Webster’s dictionary defines economic depression as “low general economic activity marked by mass unemployment, deflation, a low level of investment” and decreasing use of resources. Whether or not it’s time to use the D-word, with unemployment over 9% nationally by the limited, official standard and much higher if discouraged workers and part-timers who can’t find full-time jobs are counted, the unemployment picture in the United States is starting to look, well, historic.
I asked James Barrett, a distinguished historian of working-class movements and American history at the University of Illinois, Urbana-Champaign, to place the current economic situation in the United States in the context of American social history. Below, Jim discusses “Their Depression and Ours,” comparing people’s responses to the crisis of the 1930s to what’s happening today.
— Susan Davis
The current depression presents many people in the US and around the world with rather daunting prospects. Conditions were much worse during the Great Depression of the thirties and workers faced the crisis with fewer resources at their disposal. Yet the prospects for creating social and economic change and solving the problems they faced were far better than they are today.
In the US, about one in three workers was completely unemployed and perhaps another third were working only part-time in the depths of Great Depression. And if you are getting impatient with our slow recovery, consider the following: With only a brief respite — produced, it seems, by New Deal spending and jobs programs — depression conditions persisted from around the end of 1929 through most of 1939 and abated only with the advent of war production.
With private charity overwhelmed and the government continuing to follow a laissez-faire course until New Deal programs began to take hold in the mid-thirties, the unemployed were forced to rely on their own resources and creative collective self-activity. Coal miners in the anthracite region, thrown out of work and faced with a cold winter without heat, set up “bootleg mining operations,” providing energy for their families and friends and marketing the pilfered coal on a small scale in Philadelphia and other cities. Workers bartered their skills: An electrician turned your power back on for a basket of home-grown vegetables.
But the decade also saw spectacular organized social movements that transformed the social and economic character of the US. By far the most impressive efforts were the unemployed movements that burgeoned in the early thirties and the industrial union movements of the late thirties. The earliest and largest movement, organized by the Communist Party, was the Unemployment Councils of the USA which led resistance of evictions and demonstrations to demand new government policies. Between such self-help actions, unemployed protests, and strikes and organized factory occupations by those workers still employed, private property was violated on a regular basis in the name of human needs.
Today, while Jobs with Justice and other progressive organizations have staged demonstrations of the unemployed, by comparison with the thirties, we have seen little activity from above, in the form of systematic lobbying for relief and public works, or from below, in the form of marches on DC and the state capitals. Likewise, despite valiant efforts among service, educational, and some manufacturing workers, we are seeing little of the sort of union organizing we saw in the thirties.

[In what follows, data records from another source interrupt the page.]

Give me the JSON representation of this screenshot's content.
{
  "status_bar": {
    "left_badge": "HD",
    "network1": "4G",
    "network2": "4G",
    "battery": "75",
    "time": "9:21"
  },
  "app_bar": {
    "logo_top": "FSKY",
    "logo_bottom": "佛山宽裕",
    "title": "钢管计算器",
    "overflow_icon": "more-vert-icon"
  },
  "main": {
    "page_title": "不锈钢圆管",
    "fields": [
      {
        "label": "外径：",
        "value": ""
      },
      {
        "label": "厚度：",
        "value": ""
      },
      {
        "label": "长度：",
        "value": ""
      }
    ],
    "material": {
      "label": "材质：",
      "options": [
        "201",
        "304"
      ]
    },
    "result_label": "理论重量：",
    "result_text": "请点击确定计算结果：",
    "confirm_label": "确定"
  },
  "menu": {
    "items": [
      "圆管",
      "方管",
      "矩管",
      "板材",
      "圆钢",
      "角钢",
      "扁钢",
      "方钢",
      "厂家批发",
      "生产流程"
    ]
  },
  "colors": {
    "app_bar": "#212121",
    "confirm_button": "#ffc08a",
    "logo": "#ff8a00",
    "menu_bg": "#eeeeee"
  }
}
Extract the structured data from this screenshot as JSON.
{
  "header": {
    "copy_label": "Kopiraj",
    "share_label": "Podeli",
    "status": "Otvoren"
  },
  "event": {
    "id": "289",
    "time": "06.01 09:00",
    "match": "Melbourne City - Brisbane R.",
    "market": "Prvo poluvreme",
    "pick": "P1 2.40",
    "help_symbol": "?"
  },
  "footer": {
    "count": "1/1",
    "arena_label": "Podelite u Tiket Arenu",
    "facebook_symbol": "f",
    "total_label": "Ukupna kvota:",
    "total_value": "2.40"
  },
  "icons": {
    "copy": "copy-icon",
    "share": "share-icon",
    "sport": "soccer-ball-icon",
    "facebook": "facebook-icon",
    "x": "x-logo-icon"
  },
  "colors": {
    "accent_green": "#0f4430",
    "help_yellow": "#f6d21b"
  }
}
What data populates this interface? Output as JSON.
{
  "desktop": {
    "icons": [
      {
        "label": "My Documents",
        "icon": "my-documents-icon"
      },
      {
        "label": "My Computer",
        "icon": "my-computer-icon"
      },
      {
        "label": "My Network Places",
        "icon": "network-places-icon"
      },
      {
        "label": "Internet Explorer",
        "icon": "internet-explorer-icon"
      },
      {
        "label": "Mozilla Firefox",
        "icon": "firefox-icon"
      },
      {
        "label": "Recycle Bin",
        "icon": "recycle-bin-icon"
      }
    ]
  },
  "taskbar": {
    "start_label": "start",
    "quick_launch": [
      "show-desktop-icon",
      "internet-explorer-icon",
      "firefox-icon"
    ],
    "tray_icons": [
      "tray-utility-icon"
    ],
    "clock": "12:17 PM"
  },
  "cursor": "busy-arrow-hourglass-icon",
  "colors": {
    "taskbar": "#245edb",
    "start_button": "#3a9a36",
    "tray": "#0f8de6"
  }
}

Where did the unemployed and other workers’ movements of the thirties come from and why are we not seeing something comparable today?
First, we live in a remarkably different political environment. The election of a relatively more progressive government in late 1932, which retained its grip on power for two decades, only increased the need for independent organization on the part of working people. Without the organized unemployed movement and the powerful industrial unions, the meager welfare state measures of the depression might have been quickly dismantled in a conservative reaction. Instead, these movements mobilized their members in the streets and voting booths and New Deal measures were preserved and modestly expanded during and after World War Two, creating a safety net for the unemployed and a modest redistribution of the nation’s resources toward its working-class families.
While most would point to the strength of the political right today at both the state and federal levels, the biggest difference may be the lack of an organized left. With no coherent alternative to severe reaction from the GOP and an endless parade of compromises from the Democrats, we have no coherent alternative vision and few organizers at the local level to win any such vision. Most the leadership in the thirties came from the left and we simply don’t have that today. Another dimension of this poverty of ideas and leadership stems from the decline of the labor movement over the past four decades. In the thirties, the decrepit and conservative labor movement sprang to life in the very midst of the depression, but there is little sign of that today.
Behind all this lethargy looms the ideological strangle hold of neo-liberalism. The thirties certainly had its share of sclerotic free marketers, but they were drowned out by a chorus of voices ranging from the Democratic Party through the democratic left to revolutionary socialists of various stripes. Today, a remarkable and seemingly groundless faith in the market has become a kind of civic religion. Our conviction that creative solutions to our problems are at best “impractical” and probably “impossible” robs too many of us of our creative instincts.
It would be good to think that the solutions to our current problems lie in our own hands, as they did in the thirties. But it is difficult to see a way forward at the moment and the odds remain stacked against the sort of genuine democratic movements that heralded vital change in our last great depression.